4 mars 2015 !! Voici une date que j’attendais avec impatience puisque c’est aujourd’hui même que devait prendre fin l’éruption dans l’Holuhraun ! C’est du moins ce qu’affirmait le  volcanologue islandais Haraldur Sigurðsson au mois d’octobre 2014 (voir ma note du 14 de ce même mois). Son pronostic s’appuyait sur l’évolution de l’affaissement de la caldeira du Bárðarbunga. Il expliquait que l’affaissement répondait à une évolution en ligne, pas en courbe, ce qui voulait dire que l’affaissement de la caldeira allait progressivement ralentir. Son petit-fils, Gabriel Sölvi, avait utilisé une formule prédisant que l’éruption dans l’Holuhraun prendrait fin 173 jours après le 12 septembre.

Aujourd’hui 4 mars, l’éruption est officiellement terminée depuis le 28 février.  La prévision du volcanologue islandais est donc relativement exacte.

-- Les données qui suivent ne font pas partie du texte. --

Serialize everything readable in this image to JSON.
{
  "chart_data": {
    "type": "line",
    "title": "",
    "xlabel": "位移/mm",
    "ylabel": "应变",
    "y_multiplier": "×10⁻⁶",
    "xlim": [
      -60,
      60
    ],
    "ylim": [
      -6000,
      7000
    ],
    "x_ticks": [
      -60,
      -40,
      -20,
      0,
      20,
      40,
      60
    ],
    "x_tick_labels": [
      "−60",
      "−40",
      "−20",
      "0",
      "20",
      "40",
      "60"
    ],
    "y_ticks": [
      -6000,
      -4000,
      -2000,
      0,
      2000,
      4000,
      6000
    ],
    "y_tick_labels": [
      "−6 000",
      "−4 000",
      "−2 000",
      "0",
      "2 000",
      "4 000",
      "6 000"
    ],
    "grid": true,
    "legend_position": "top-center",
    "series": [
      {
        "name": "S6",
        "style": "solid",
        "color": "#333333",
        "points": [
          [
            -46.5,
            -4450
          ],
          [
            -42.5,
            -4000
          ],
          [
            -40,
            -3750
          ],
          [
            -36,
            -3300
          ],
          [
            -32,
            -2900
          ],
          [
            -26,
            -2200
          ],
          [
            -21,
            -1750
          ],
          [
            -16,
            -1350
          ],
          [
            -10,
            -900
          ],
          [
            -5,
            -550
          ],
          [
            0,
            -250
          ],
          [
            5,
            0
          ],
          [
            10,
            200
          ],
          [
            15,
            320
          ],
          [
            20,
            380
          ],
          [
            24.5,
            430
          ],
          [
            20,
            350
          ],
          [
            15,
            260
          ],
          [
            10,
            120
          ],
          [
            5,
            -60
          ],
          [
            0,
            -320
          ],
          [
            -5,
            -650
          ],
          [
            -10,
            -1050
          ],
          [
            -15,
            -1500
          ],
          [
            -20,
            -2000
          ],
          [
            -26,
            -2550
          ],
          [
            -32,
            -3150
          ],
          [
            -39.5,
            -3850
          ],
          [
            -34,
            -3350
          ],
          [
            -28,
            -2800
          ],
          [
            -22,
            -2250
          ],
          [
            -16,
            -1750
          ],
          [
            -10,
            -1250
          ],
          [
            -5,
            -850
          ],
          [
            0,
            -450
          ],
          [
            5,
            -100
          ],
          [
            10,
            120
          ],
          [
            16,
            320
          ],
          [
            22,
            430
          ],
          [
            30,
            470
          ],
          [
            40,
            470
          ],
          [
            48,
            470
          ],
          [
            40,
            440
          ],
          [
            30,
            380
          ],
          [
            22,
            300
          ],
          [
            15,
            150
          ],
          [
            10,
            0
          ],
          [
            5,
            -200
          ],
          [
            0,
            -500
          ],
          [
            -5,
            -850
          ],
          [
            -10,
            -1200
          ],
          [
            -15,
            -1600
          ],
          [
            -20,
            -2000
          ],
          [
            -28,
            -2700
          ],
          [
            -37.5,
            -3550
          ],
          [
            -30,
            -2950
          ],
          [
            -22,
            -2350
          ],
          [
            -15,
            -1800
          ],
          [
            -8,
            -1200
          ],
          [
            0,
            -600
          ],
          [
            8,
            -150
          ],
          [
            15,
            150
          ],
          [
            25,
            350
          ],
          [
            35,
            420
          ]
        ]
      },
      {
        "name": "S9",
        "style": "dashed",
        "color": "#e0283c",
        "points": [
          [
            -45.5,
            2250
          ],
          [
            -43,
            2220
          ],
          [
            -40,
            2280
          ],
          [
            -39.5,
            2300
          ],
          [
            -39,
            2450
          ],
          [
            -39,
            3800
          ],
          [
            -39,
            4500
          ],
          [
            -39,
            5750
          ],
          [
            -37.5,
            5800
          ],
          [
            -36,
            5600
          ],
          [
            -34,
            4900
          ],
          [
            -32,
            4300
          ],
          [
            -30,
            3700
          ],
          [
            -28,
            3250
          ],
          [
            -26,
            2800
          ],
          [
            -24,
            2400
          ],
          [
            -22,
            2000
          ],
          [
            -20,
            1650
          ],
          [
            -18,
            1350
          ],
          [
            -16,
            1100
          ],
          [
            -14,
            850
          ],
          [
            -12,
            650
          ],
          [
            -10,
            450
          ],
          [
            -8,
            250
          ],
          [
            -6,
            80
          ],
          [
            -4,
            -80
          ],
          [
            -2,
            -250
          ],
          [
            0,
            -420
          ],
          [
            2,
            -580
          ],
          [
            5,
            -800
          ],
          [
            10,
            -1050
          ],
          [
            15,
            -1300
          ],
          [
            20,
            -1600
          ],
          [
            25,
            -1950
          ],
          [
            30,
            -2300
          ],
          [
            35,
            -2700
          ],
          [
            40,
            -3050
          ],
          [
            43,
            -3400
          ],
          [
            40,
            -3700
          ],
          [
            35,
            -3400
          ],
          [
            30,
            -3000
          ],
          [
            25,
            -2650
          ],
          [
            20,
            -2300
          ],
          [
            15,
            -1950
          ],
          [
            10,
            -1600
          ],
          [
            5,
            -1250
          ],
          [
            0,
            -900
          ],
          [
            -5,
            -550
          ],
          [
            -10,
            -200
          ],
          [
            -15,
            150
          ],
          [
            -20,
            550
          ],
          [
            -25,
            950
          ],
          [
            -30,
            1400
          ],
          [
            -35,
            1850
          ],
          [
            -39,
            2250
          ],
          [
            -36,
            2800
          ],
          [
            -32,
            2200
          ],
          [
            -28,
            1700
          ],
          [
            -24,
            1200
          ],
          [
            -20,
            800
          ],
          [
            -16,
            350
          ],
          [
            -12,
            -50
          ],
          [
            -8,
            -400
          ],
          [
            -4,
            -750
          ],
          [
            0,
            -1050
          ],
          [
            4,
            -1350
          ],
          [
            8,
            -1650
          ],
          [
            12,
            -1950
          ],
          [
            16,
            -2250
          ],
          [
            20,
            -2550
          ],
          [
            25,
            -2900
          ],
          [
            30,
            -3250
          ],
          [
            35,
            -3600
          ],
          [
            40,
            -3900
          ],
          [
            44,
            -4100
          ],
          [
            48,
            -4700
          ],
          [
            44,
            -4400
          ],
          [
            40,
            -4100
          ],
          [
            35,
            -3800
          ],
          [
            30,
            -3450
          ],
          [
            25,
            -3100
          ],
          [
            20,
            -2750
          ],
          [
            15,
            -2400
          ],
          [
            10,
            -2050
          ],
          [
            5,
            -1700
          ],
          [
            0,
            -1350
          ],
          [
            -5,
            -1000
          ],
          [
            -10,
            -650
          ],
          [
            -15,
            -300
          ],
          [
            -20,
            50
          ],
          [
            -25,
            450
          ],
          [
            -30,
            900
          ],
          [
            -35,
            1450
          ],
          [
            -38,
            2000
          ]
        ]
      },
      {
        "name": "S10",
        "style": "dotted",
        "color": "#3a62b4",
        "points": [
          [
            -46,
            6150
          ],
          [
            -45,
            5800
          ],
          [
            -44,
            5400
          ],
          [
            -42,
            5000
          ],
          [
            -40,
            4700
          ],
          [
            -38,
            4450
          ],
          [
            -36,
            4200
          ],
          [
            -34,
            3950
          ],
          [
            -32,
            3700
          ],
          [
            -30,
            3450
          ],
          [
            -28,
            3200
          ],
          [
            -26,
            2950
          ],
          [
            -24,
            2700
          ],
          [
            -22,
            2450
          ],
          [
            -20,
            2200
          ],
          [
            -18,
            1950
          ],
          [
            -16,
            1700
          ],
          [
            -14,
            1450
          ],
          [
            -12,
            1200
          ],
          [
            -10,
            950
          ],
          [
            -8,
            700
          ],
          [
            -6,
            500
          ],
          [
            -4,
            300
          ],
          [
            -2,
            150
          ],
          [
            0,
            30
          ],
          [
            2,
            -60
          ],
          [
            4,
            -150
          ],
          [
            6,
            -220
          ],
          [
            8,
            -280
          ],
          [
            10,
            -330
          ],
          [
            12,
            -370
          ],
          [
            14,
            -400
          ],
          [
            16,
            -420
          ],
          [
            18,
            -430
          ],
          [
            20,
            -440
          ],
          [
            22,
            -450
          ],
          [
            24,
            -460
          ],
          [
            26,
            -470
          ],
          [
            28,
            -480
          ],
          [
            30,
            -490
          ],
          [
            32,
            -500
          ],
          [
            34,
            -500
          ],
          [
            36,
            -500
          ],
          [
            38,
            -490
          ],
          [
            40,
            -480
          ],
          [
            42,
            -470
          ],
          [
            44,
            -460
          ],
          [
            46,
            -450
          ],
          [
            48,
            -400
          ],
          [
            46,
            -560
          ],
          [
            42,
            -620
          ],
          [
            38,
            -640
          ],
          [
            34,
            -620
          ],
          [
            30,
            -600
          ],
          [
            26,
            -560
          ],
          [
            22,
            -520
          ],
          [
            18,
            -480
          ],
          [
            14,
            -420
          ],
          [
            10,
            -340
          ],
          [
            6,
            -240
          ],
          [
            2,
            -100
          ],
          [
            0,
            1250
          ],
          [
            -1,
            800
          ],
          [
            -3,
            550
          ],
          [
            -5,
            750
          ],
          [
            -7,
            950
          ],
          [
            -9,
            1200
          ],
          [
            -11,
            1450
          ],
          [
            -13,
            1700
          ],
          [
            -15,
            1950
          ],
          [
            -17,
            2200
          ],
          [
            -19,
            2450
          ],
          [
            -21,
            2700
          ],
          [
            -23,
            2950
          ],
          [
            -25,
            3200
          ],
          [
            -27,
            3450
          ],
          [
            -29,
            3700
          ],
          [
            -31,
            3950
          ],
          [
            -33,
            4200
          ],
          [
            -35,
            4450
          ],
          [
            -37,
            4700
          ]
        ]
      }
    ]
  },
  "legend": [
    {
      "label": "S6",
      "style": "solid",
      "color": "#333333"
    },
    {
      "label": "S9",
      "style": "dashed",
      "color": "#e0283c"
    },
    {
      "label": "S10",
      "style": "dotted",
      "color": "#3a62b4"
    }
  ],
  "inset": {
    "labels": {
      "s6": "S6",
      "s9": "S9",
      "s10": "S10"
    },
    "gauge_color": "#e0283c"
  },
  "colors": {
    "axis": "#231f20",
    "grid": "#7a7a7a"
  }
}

Lorsque Haraldur Sigurðsson a fait part de sa prévision au mois d’octobre, je l’ai accueillie avec beaucoup de scepticisme car une éruption n’est pas une science exacte et de nombreux facteurs peuvent intervenir pour perturber son déroulement. Dans le cas présent, il semble que la poche magmatique qui a alimenté l’éruption se soit vidée très progressivement et très régulièrement, de sorte que la théorie de l’« évolution en ligne » de l’affaissement de la caldeira du Barðarbunga a bien fonctionné. La prévision de Haraldur Sigurðsson pourrait être utilisée à l’avenir pour essayer de déterminer la durée d’une éruption du même type en Islande, sur le Krafla, par exemple, en sachant qu’aucune éruption ne ressemble vraiment à une autre. .

Il faut tout de même relativiser la prévision de Haraldur Sigurðsson qui concerne la durée d’écoulement de la lave et non la prévision éruptive. Il ne faudrait pas oublier les tergiversations (auxquelles a participé Sigurðsson) dont elle a fait l’objet à partir du moment où les instruments ont commencé à s’affoler. Personne ne savait ce qui allait se passer : Eruption du Barðarbunga semblable à celle de l’Eyjafjallajökull en 2010 ? Sortie de lave à la limite du glacier ? Eruption avortée sans émission de lave ? Contact de la lave avec celle de l’Askja ? Au final, les scientifiques n’ont pu que constater la sortie de la lave dans la plaine désertique de l’Holuhraun !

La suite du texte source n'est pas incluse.